FAQs on Using Infrared Thermometer in Cooking
Got more questions on how to use an infrared thermometer in cooking? Here are some of the most commonly asked questions and some information to help you out.
Can you use an infrared thermometer to measure grill temperature?
Yes. Most grills have built-in thermometers that tell you the internal temperature of the grill, but this is not accurate and reliable. An infrared thermometer can check the temperature of the grates and the actual grilling surface. Therefore, it is a helpful tool when grilling specific types of meat that require varying grilling temperatures.
Can you use an infrared thermometer to check the temperature of liquid?
No. Since you need a glass or some type of container, this thermometer won’t be able to give you an accurate reading of the temperature of a liquid.
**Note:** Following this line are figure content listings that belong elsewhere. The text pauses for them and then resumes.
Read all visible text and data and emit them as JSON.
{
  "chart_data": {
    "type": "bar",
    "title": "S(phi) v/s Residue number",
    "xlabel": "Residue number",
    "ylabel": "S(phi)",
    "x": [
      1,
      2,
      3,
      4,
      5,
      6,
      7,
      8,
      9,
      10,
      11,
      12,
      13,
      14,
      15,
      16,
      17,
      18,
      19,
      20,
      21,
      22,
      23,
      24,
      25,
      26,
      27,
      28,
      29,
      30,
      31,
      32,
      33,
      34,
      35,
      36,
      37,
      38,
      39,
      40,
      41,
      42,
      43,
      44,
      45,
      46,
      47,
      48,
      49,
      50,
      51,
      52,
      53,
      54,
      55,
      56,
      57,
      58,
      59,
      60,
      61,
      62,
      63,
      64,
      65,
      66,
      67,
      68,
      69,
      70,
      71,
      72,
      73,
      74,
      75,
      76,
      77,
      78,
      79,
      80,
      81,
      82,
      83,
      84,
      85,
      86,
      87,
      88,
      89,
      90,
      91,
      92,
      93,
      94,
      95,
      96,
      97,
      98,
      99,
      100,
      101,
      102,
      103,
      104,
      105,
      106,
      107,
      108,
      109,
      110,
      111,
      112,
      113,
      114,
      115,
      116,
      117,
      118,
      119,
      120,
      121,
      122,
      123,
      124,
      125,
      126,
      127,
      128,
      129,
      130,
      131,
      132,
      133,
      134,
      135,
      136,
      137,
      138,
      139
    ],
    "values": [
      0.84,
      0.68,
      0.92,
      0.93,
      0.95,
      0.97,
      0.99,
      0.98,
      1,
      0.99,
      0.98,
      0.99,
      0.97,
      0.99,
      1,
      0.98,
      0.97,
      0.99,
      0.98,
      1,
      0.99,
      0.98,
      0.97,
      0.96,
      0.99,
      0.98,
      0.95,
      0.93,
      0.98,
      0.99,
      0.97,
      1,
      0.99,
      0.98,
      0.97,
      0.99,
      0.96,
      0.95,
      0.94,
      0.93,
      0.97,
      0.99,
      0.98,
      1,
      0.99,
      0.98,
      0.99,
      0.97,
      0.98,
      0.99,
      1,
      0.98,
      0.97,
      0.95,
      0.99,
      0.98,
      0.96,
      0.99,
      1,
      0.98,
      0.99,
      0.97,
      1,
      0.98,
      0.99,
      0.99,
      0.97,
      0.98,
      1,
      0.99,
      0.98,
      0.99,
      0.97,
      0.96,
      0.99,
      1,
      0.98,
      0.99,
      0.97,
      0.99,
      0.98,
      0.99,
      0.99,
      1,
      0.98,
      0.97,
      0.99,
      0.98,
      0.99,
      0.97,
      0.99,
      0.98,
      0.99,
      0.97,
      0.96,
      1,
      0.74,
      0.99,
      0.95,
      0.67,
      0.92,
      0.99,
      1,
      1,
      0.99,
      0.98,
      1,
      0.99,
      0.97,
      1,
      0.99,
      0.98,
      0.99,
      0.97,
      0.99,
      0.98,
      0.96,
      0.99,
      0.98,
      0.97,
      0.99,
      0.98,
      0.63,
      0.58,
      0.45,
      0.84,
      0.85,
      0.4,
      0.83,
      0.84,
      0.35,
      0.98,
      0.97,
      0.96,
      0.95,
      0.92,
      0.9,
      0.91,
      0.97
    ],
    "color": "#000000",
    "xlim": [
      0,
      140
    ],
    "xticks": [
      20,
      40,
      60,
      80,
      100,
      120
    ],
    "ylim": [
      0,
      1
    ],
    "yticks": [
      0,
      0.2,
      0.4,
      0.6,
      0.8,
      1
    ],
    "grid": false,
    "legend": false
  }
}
Instead, the thermometer will read the temperature of the container the liquid is in.
Can you use an infrared thermometer to check the food’s doneness?
No. Infrared thermometers only measure surface temperatures. It won’t be able to read the internal temperature of the food. Therefore, it is unreliable for checking food doneness.
Can you use an infrared thermometer to check the oven temperature?
No. While you can point the thermometer gun towards the oven, it will only measure the temperature of the oven walls. It won’t provide an accurate temperature of the oven itself.
Does the angle you hold the IR thermometer gun matter in measuring an object’s temperature?
Yes. You must hold the lens of the infrared thermometer directly perpendicular to the area being measured. This method of holding the thermometer gun creates a tight circle around the area you want to measure.
How often should you clean your infrared thermometer?
It is important to clean the infrared thermometer after every use to get rid of any scratches or stubborn dust or dirt. Any obstruction on the thermometer lens can affect the accuracy of the reading.